En 1632, un ordre religieux, nouveau, vient s’installer à Forcalquier, avec l’assentiment de l’évêque de Sisteron : les religieuses de Sainte Marie. L’ordre prospéra et c’est ainsi que les moniales acquirent une maison et un jardin donnant sur le Bourguet. Grâce aux dons faits par la famille Forbin-Janson, la congrégation put acquérir 17 parcelles et deux maçons venus d’Aix en Provence élevèrent un grand bâtiment conventuel. C’est ainsi que se constitua l’immeuble de l’ancien collège. C’est seulement en 1685 qu’un architecte de Marseille dressa les plans d’une chapelle qui allait, au XX ème siècle, devenir le cinéma de notre ville. Parmi ses obligations, une était de sculpter, au dessus de la porte, une scène évoquant la visitation (d’où le nom de sœurs visitandines). Cette chapelle devait avoir sa porte principale sur le Bourguet.
Cet ordre de religieuses fut un repaire de Jansénistes. Les moniales refusèrent de signer la « bulle Unigenitus ». En 1768, on leur fit défense de recevoir des novices, ce qui était une façon de le supprimer en douceur.

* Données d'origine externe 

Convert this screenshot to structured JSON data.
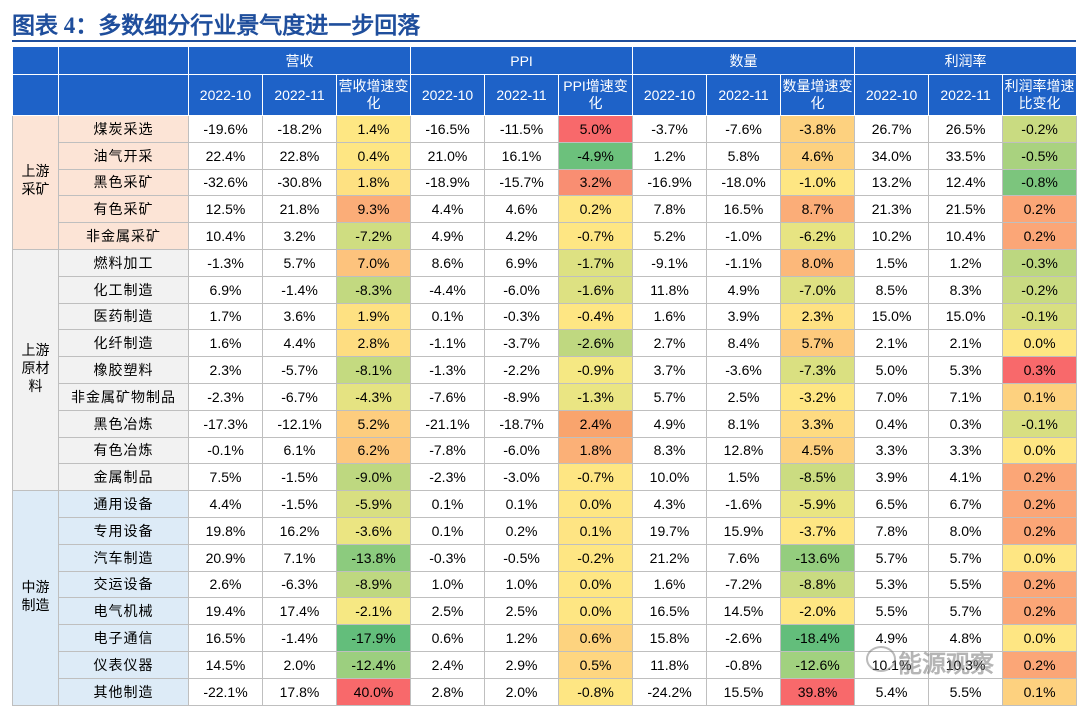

En 1791, les biens de cette congrégation furent confisqués par l’Etat. Leur maison devint, alors, un lieu qui accueillit la mairie, la bibliothèque, la justice de paix ainsi que la gendarmerie
En 1815, le collège qui dépendait de l’académie d’Aix en Provence fut supprimé par le recteur de l’ancienne capitale de la Provence qui en créa un autre à Manosque. Dorénavant pour poursuivre ses études, il fallait aller ailleurs.
En 1816, Mg. Miollis, évêque de Digne, celui qui servit de modèle à V. Hugo pour écrire le début des « Misérables », de qui dépendait maintenant Forcalquier, fonda un collège-séminaire dans l’ancien bâtiment qui avait été possédé par les sœurs de la Visitation de Marie. L’enseignement y fut donné par des prêtres de la Compagnie de Jésus  mais en juin 1828, on interdit aux Jésuites d’exercer. En février 1830, une école secondaire ecclésiastique vit le jour, elle forma les élites de la société méridionale puis malheureusement ce petit séminaire fut transféré à Digne.

Un de ses professeurs de  rhétorique, l’abbé Etienne Nevière créa alors une école libre secondaire : le collège St. Louis. Une décision préfectorale de novembre 1903 le fit fermer. Toutes les écoles appartenant à des congrégations durent fermer leurs portes : école gratuite pour les filles pauvres, école des frères de St. Gabriel, pensionnat pour demoiselles des sœurs de St. Charles.
Aujourd’hui, il ne reste qu’une école maternelle et le collège public Emile Laugier, pas de lycée, il faut aller à Manosque mais il y a une université privée, celle des Senteurs et des Saveurs, établie dans l’ancien couvent des Cordeliers.